Thirty years ago, a team directed by coach Vic March steamrolled through opponent after opponent en route to a 14-1 record and the Class AAA state championship.
Forty-five years ago, a team with the nickname “JAWS” terrorized football fields throughout the state en route to the Class AAAA State At-Large championship.
Five years ago, Ashland’s 2015 football team was given the privilege of a step back into the time capsule when about a dozen members of the JAWS team and Coach Herb Conley paid a visit to the locker room before the Tomcats took the field to play George Washington.
West Point grads Greg Jackson and Chuck Anderson spoke first to the Tomcat players who were dressed and ready for action. They talked about commitment and unselfishness and how they’d practically give their left arm for another chance to play in Putnam Stadium.
Anderson, who served 32 years in the military and rose to the rank of general, commanded attention quickly when he immediately told them to “Put your eyes on me.”
Nobody was looking down, shuffling feet or doing anything but listening to “The General” offer advice and make wishes of his own. “What I wouldn’t give for one more game …”
Jackson told them that three running backs were there — Gary Thomas, Jeff Slone and himself — and how their favorite part of the game was blocking for each other. It didn’t matter who got the yards as long as the job got done, he said. It was the lesson on unselfishness.
Jackson’s short speech was good, showing the kind of discipline that has served him well on the football field and throughout life to a management position at Marathon.
Lessons were learned in football and applied in life.
But when it came Coach Conley’s turn to address the team it was clearly a throwback to 1975 when the fiery coach took this JAWS team to the top of high school football in Kentucky. Those Tomcats took on the attitude and character of their coach and these Tomcats could take a lesson from their playbook.
You can ask anyone who heard him: Coach Conley still has that competitive fire burning in his belly, he has the mannerism that motivators possess and that desire to bring out the best in people with a single sentence or look.
The roomful of Tomcats didn’t take their eyes off him — they wouldn’t dare — as his speech grew louder and louder and louder. When Coach Conley talks, he does it with his eyes too and when the eyes began to squint and the wrinkle came out above the bridge of his nose, I knew this giant of coaching was back in form. It may have been 39 years ago — his last year of coaching at Ashland was 1976 — since Conley addressed a group of Tomcats before a game.
It was surreal watching this man who is so admired and idolized by his former players deliver a message to this young Tomcat team. He is old enough to be a grandfather to most of them but what was coming from inside of him was pure blood-and-guts coach. I wish every team in the area had the opportunity to hear him.
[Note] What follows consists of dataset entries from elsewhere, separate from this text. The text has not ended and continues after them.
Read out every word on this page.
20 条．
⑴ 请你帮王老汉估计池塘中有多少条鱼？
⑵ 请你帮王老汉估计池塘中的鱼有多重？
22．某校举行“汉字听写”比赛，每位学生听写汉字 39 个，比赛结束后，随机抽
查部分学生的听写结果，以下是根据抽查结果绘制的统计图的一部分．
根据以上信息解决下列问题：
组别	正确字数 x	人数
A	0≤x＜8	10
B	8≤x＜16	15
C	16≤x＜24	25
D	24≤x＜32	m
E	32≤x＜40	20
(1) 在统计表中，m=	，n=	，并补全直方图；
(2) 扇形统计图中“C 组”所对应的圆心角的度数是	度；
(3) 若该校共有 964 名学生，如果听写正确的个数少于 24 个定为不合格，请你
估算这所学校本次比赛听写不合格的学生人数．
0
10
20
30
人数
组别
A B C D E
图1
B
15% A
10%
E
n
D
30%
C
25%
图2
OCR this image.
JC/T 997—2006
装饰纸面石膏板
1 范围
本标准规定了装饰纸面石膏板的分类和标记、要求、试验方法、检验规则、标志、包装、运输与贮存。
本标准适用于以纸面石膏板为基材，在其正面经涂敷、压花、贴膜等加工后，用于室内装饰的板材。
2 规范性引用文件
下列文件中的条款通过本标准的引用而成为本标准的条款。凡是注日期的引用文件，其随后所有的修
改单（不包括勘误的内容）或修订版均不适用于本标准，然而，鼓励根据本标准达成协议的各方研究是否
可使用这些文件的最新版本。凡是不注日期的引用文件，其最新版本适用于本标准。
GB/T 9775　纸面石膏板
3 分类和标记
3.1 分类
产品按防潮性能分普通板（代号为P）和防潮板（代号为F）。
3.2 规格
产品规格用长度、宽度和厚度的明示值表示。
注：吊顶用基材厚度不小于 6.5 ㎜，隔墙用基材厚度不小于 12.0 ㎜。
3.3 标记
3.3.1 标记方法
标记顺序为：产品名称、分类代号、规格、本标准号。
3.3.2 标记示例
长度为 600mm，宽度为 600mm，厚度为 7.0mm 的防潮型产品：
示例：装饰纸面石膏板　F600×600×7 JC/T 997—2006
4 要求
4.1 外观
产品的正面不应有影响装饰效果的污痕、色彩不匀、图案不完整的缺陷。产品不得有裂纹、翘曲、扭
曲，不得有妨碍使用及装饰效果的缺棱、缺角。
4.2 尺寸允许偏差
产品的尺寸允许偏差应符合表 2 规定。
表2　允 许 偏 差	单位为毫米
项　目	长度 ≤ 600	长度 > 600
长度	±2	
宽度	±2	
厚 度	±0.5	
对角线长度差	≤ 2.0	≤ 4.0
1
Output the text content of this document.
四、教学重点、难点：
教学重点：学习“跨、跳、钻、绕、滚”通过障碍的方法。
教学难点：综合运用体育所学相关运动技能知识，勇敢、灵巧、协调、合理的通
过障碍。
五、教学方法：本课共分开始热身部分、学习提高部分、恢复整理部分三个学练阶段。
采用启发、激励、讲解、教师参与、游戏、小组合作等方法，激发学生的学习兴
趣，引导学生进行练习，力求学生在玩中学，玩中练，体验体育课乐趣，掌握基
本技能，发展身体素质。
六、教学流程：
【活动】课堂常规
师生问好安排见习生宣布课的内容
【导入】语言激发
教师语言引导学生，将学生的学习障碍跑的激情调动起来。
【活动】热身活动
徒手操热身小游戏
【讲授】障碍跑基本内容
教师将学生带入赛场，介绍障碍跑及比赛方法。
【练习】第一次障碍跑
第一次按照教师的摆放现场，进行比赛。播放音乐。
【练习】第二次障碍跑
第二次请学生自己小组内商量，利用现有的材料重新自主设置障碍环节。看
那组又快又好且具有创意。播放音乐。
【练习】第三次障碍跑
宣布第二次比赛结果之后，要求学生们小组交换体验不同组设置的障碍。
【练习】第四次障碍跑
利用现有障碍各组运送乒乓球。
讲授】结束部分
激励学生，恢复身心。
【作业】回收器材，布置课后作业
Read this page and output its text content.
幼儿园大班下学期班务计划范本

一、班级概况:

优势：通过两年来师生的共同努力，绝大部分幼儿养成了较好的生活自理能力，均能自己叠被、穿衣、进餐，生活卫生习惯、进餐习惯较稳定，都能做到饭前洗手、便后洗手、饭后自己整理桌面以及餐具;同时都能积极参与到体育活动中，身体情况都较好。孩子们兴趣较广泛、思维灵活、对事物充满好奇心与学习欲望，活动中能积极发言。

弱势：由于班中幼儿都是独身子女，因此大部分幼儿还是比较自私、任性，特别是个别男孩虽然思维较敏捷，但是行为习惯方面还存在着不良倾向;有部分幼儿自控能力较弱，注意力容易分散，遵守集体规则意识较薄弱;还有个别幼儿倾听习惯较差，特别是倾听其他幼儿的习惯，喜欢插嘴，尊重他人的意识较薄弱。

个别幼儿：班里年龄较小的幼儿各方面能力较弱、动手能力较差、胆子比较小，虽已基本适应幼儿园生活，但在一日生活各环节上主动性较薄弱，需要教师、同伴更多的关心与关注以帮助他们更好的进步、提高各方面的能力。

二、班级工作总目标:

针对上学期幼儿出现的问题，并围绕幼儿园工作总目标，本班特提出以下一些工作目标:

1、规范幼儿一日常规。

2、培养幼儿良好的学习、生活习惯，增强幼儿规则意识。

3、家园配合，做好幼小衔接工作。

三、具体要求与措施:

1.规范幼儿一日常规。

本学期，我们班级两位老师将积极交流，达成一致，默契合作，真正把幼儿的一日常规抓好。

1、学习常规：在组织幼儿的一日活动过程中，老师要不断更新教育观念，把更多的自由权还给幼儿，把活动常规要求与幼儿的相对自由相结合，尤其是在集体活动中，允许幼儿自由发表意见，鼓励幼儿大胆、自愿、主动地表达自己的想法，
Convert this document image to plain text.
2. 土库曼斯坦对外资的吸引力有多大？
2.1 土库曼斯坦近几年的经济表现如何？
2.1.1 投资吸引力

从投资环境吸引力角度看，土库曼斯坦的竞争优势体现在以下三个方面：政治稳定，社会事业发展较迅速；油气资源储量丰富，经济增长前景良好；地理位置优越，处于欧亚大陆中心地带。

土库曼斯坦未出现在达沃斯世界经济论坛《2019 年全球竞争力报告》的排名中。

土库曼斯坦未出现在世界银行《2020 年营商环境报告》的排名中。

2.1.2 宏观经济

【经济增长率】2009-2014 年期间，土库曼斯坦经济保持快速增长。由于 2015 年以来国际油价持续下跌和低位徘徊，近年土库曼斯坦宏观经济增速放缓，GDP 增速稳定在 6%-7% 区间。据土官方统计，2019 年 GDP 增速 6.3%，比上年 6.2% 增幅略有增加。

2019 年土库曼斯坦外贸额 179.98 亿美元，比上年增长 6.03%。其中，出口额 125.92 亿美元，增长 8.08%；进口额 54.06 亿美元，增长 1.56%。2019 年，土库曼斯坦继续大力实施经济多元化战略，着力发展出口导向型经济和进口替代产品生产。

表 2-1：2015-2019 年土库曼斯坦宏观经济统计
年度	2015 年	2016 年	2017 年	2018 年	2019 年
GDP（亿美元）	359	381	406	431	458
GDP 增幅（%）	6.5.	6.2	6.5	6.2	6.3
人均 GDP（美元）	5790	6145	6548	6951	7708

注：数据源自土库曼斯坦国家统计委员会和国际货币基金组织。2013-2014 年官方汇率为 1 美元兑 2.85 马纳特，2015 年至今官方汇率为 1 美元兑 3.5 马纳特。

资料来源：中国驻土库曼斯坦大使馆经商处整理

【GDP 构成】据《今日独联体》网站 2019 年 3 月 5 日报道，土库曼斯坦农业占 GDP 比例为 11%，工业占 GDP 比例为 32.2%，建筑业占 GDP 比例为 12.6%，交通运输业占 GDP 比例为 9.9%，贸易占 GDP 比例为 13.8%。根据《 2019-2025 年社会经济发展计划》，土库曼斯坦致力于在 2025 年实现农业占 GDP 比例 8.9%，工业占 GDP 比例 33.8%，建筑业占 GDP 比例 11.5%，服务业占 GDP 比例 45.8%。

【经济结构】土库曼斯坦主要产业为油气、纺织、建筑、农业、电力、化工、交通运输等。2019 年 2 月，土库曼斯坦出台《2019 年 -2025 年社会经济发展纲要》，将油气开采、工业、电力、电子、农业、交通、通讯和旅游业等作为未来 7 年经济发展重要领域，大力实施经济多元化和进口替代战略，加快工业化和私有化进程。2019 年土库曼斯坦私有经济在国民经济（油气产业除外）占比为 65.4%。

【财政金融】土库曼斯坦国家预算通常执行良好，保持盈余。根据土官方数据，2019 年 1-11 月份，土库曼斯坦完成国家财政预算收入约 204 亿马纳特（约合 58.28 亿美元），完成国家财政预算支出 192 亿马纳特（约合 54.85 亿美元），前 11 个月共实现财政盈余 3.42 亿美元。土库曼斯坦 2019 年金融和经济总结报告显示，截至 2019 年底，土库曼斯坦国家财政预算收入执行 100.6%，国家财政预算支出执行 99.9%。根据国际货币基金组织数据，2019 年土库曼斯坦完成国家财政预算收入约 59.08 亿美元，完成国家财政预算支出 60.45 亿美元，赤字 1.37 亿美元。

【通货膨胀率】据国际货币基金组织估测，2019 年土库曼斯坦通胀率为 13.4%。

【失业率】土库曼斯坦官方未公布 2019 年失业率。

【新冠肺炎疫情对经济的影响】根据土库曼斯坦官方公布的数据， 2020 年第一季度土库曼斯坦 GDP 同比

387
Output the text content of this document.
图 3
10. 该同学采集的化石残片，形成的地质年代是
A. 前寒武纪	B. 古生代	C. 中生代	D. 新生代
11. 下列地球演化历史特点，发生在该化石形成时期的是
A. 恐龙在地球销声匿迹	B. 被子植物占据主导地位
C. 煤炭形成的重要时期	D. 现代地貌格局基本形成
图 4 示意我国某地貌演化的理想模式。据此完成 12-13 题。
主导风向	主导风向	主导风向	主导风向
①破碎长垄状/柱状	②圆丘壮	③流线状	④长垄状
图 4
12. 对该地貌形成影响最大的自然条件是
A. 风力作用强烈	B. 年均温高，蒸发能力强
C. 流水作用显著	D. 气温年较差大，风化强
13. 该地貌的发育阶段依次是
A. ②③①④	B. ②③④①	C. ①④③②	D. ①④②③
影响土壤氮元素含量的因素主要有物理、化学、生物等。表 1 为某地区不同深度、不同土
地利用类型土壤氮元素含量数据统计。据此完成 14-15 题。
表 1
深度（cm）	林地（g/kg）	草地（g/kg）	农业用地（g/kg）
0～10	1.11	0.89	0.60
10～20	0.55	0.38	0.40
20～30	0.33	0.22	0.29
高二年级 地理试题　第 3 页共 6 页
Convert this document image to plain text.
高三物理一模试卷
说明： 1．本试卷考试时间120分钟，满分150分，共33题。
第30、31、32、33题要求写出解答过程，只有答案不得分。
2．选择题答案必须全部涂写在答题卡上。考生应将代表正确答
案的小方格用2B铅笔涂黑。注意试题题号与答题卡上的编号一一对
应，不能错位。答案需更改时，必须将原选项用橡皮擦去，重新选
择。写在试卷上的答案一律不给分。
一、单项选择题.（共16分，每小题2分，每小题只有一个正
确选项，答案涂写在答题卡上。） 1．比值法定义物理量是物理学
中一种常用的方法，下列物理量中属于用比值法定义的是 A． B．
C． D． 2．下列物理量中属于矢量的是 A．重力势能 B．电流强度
His JAWS players were standing behind him and sweat was starting to bead up on their own now (mostly) bald heads. They’d gotten all lathered up before by similar messages from Coach Conley before football games and you could almost see the fire building inside them with every word he spoke.
“I was ready to go out and run sprints,” Jackson said.
“He had me ready to play,” said Terry Bell, the best defensive player in Kentucky in 1975.
The last thing he told them: “I believe in you.”
With that, the team stood up in unison, clapping and yelling as the JAWS Tomcats exited the locker room with their coach.
I hope it’s a moment they remember and treasure and don’t take for granted. Ashland’s version of Knute Rockne was in the house one more time.
Maybe the 2020 Tomcats can learn a lesson from this as well as they prepare to make history Friday night against Belfry.